First up in the expectations game: Michelle Obama who will be headlining Monday night.
The New York Times previews next week:
One of the first images prime-time viewers will see of the Democratic National Convention next week is that of Michelle Obama, who will begin the four-day introduction of her husband, and her family, on her terms.Like everything else at the orchestrated gala, that is by design.
Democrats face a number of imperatives at their convention, none trickier than making more voters comfortable with the prospect of putting a candidate with a most unusual background -- the son of a black Kenyan father and a white Kansan mother, who grew up in Hawaii and Indonesia -- and his family in the White House. No one, his advisers believe, makes the case better for Senator Barack Obama of Illinois than his wife, who will expand her profile by delivering one of the marquee speeches carried by television networks.

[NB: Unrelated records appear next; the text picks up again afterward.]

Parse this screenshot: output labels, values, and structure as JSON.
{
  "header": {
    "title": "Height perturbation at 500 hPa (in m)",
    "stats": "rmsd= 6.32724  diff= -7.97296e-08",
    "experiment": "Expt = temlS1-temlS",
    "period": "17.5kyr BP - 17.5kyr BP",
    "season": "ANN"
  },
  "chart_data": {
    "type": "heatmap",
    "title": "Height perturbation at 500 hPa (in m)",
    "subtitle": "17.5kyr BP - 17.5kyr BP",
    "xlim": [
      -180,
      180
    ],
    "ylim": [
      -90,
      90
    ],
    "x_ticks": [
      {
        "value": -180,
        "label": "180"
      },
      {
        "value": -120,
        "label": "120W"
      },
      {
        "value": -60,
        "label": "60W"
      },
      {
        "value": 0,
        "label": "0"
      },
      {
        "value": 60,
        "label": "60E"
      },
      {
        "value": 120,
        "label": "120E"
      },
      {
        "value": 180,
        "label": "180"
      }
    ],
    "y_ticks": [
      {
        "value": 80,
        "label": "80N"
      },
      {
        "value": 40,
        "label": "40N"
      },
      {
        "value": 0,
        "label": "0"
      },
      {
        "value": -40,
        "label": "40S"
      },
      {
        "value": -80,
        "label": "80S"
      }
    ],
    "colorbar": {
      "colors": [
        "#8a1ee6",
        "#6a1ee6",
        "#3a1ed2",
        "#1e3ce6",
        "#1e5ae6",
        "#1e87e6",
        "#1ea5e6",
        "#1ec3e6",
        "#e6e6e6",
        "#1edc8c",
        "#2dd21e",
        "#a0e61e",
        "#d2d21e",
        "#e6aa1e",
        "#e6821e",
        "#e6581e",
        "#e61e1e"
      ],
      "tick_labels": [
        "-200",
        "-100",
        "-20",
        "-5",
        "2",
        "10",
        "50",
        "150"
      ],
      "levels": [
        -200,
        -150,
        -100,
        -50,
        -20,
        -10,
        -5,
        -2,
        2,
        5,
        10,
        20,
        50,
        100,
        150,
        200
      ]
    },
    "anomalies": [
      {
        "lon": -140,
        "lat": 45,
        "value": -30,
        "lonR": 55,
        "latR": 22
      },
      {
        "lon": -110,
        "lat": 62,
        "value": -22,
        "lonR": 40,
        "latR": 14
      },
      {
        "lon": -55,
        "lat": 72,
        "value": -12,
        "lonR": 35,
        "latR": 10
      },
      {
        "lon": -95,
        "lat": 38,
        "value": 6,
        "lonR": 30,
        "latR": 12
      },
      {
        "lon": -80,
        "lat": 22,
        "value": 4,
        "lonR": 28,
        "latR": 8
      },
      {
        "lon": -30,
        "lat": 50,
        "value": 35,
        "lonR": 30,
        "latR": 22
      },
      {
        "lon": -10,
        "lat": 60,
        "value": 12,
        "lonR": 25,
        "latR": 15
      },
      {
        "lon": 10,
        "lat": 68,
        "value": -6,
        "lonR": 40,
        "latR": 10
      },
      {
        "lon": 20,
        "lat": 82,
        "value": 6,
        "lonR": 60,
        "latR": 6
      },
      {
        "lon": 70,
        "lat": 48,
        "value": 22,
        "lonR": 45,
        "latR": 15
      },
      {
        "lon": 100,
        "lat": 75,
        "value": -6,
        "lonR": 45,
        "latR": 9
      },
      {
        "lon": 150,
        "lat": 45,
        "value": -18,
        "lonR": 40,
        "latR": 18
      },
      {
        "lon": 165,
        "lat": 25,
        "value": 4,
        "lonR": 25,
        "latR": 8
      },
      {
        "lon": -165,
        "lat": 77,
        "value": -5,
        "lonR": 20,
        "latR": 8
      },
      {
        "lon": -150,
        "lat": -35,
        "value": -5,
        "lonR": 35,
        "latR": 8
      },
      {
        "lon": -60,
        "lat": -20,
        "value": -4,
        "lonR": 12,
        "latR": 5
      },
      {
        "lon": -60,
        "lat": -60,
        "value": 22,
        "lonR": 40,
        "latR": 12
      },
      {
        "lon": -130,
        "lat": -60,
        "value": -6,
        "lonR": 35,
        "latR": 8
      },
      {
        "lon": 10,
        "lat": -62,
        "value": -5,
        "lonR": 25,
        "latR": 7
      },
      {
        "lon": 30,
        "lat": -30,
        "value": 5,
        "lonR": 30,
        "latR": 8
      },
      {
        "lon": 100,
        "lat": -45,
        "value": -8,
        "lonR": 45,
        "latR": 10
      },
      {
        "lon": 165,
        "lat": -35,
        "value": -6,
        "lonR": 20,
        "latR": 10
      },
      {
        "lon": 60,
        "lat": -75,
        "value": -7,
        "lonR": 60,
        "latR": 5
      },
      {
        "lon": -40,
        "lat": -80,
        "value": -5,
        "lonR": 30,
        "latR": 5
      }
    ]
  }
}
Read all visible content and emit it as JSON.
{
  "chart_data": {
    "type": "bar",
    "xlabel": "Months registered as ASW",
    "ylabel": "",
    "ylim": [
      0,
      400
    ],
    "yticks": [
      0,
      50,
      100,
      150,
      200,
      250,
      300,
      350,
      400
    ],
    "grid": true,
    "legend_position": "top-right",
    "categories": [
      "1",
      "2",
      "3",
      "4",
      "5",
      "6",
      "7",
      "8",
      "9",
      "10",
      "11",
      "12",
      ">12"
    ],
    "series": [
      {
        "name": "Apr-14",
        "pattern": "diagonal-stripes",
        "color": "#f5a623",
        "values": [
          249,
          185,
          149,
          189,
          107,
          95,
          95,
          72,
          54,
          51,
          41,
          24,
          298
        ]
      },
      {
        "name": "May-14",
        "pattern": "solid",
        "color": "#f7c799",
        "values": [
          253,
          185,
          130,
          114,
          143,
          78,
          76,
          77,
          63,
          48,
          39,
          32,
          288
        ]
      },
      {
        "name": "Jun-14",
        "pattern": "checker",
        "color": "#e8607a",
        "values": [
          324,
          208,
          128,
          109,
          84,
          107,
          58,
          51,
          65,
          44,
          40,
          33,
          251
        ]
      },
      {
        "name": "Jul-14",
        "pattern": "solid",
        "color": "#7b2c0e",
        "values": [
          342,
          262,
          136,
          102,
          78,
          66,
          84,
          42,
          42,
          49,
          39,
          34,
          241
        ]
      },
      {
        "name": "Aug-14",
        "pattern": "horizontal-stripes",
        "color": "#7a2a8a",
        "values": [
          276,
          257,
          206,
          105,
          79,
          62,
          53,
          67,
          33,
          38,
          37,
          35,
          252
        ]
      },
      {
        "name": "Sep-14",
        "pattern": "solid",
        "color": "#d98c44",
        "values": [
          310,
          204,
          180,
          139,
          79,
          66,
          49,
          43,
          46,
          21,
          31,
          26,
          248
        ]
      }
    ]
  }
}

I've seen Michelle once -- at the UCLA event with Oprah and Caroline Kennedy and Michelle was really the star of the show. I had no idea how great a speaker she was; she really blew the place away, as I expect she'll blow away the millions of people watching on Monday. Her aim will be to pass the first lady in your living room test and I have no doubt that she will more than pass. Michelle has largely been laying low from national media and I think next Monday is why. It's her coming out party and just as last year Hillary Clinton exceeded expectations of those whose only knowledge of her post-2000 was a caricature propagated by the right, those who only have the caricature of Michelle Obama to go by will be taken aback when they come face to face with the real thing.
As a sidenote, I'm here in CT at my parents' house and my Republican Dad was listening to Rush and you could just hear the cockiness in his voice when speaking about McCain's performance at the forum Saturday night. Rush said he expected very little out of McCain and the way McCain ultimately did perform has given "his side" a real boost in confidence and I believe it. Unfortunately for them I think it's shortlived. Obama's choice to announce his VP so close to the convention is no doubt designed to avoid what happened to Kerry in 2004 when his VP pick bounce faded pre-convention and then there was really not much convention bounce at all. The Obama campaign clearly is going for a VP pick/convention 1-2 punch bounce. Will they get it? Considering the expectations game now favors Obama (in that he's perceived to be underperforming polling, messaging -- relative to the primaries, and debating -- to the extent that Saturday's forum was the first "debate") I expect that they will.